In Australia, the hostess sometimes offered a musical performance by herself or by one of the guests who was ‘prevailed upon’ to sing or play the piano or whatever.
It was acceptable to do knitting or needlework at Afternoon Tea, though preferably for a good cause such as the Red Cross.
At an Afternoon Tea, our mother offered sandwiches, scones, cakes, sausage rolls and ‘savouries’ – cheddar cheese cubes and small, sweet, coloured onions on toothpicks on savoury holders including one which we especially liked, a small wooden rocking horse.
They were served on afternoon tea ‘sets’ – matching cup, saucer and plate, with a cake fork.
It was after such an occasion that, as a small child, we came across a black liquid left in the cups which we had not seen, tasted or smelled before. It was coffee (it hadn’t been available during the war).
We shudder at some of the experimenting that we did as a child. The leftover things we tasted, including alcohol, or touched, or, in the case of my mother’s wardrobe, ‘tried on’ would have shocked (would st
ill shock).
And could’ve had us killed.
Could’ve had us arrested.
As we write, we have beside us a half-cup of lukewarm, black coffee and we can find in it that first taste of coffee from our childhood; that bitterness which was on the edge of sweetness and which indeed tastes like a ‘bean’ of some sort.
Mother percolated her coffee in an aluminium coffee-maker where the boiling water burped noisily into a glass inspection top and then seeped back through the coffee basket to fill the pot with coffee.
An Afternoon Tea was the only time Mother served coffee. Other than that, we drank tea made in a teapot. Coffee, until ‘instant coffee’ arrived in the sixties, was for special occasions and considered sophisticated and ‘American’, which is comical given how bad their coffee is.

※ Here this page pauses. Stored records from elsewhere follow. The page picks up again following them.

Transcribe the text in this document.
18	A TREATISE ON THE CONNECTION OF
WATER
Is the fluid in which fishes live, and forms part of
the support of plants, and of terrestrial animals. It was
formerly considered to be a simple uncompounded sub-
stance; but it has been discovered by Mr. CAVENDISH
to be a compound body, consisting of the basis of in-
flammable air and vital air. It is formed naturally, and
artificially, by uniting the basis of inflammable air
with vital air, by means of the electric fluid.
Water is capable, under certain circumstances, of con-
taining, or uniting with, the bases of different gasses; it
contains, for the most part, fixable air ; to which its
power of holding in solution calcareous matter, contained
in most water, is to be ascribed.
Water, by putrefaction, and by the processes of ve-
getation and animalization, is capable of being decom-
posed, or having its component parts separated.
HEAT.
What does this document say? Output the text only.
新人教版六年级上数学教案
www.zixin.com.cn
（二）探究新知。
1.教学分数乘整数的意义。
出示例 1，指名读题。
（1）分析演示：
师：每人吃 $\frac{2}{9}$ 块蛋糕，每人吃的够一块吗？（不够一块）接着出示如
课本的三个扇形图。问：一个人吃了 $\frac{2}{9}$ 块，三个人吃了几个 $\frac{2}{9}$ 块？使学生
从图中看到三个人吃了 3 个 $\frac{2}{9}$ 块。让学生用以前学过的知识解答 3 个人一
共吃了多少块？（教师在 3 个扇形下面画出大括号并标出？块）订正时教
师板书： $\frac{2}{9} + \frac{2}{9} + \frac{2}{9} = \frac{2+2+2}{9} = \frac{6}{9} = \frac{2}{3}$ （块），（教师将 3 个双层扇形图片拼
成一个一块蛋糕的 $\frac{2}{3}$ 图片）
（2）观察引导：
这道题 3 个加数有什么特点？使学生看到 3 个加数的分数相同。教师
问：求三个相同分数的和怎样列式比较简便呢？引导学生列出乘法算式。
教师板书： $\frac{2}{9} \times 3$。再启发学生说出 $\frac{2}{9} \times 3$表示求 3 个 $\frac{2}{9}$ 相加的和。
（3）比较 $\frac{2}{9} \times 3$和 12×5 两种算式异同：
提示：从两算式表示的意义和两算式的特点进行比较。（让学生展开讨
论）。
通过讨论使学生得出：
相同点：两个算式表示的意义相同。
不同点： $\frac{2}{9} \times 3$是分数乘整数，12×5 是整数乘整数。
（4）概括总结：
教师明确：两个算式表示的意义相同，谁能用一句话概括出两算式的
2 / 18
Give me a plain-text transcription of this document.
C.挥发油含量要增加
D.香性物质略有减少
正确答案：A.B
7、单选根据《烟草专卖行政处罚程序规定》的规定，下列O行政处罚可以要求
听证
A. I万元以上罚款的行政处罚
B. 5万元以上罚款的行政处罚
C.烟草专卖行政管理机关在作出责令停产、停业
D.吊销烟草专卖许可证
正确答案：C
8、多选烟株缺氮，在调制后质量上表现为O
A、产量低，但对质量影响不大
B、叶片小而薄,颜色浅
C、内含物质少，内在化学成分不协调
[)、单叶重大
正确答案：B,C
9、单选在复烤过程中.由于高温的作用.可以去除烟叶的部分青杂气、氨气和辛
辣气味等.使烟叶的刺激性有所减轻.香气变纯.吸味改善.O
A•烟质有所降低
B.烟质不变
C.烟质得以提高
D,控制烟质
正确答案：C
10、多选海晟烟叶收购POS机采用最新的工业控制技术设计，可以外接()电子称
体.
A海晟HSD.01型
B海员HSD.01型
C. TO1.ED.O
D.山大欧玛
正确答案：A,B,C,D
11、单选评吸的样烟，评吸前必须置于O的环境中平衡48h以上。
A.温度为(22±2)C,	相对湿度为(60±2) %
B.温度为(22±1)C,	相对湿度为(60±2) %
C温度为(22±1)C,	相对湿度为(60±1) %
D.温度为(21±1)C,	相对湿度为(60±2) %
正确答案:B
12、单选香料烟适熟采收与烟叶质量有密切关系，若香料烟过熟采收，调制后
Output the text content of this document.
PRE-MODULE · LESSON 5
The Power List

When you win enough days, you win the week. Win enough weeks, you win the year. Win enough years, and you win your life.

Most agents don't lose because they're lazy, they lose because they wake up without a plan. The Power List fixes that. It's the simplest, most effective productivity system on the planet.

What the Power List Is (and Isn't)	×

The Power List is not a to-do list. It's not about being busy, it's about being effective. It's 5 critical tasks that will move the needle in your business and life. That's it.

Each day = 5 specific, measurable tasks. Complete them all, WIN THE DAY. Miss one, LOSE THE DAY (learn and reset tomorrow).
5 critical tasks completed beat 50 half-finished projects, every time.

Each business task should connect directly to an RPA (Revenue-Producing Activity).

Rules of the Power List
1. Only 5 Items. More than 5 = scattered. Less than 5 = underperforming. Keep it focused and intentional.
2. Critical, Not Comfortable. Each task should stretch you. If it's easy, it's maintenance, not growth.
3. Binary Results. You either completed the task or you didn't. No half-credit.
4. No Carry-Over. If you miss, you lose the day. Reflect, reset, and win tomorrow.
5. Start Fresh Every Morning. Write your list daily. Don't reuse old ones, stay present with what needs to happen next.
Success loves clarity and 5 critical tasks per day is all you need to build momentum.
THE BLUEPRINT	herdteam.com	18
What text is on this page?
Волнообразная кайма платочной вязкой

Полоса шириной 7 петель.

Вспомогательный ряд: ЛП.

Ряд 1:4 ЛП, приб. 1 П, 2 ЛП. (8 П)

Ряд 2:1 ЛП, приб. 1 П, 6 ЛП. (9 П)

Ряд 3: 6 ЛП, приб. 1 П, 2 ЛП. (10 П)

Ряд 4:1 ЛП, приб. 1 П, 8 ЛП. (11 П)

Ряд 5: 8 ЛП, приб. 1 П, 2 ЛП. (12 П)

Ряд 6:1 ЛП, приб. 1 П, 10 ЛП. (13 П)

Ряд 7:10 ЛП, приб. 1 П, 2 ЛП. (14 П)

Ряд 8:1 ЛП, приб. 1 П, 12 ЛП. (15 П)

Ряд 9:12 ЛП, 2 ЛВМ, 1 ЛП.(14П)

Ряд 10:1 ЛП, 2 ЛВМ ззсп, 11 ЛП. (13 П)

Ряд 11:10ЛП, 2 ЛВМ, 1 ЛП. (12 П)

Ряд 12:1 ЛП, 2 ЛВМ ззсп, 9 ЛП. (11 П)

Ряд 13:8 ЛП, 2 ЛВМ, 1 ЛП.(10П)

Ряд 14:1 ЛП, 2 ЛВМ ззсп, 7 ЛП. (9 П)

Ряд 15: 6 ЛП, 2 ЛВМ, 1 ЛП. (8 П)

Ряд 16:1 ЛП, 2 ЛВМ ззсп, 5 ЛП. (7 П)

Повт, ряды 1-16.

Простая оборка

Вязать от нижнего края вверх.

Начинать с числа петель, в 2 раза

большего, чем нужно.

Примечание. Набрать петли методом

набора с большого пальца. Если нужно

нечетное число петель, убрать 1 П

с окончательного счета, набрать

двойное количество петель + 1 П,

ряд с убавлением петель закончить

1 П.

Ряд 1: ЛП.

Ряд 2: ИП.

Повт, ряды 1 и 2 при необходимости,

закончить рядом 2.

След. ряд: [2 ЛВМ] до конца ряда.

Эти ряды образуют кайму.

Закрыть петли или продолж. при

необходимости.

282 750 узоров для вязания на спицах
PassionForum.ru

In the fifties, the Italian espresso bars came to Australia with their lever-forced, compressed steam machines which made this new ‘real’ coffee and a new coffee drink called cappuccino.
The Australian taste has progressed fashionably over the years from this beginning to the latté, the latté-macchiato, the macchiato, and the Australian ‘double short black’ – the heavy decadent hit.
It was from one of these new espresso bars that we launched off to our first job interview to be a cadet journalist.
We think this real, full-shot of caffeine from Italian-made coffee falsely got us the job by temporarily knocking shyness on the head. It must have been a rather garrulous sixteen-year-old who took that interview.
In adulthood, the worst coffee experience we can recall was while working as a young reporter on the Riverina Express, a country newspaper, where David Gyger, the owner and editor, often exhausted, would make the instant coffee with hot water from the hand-basin tap. The Riverina Espresso.
As our generation came of age, we were introduced by advertising to instant coffee as a time-saver and which we came, quite rightly, to snobbishly disdain.
Regardless of arguments over the taste, as with the martini, the pleasure of coffee is in the simple craft ceremony of the ‘making’.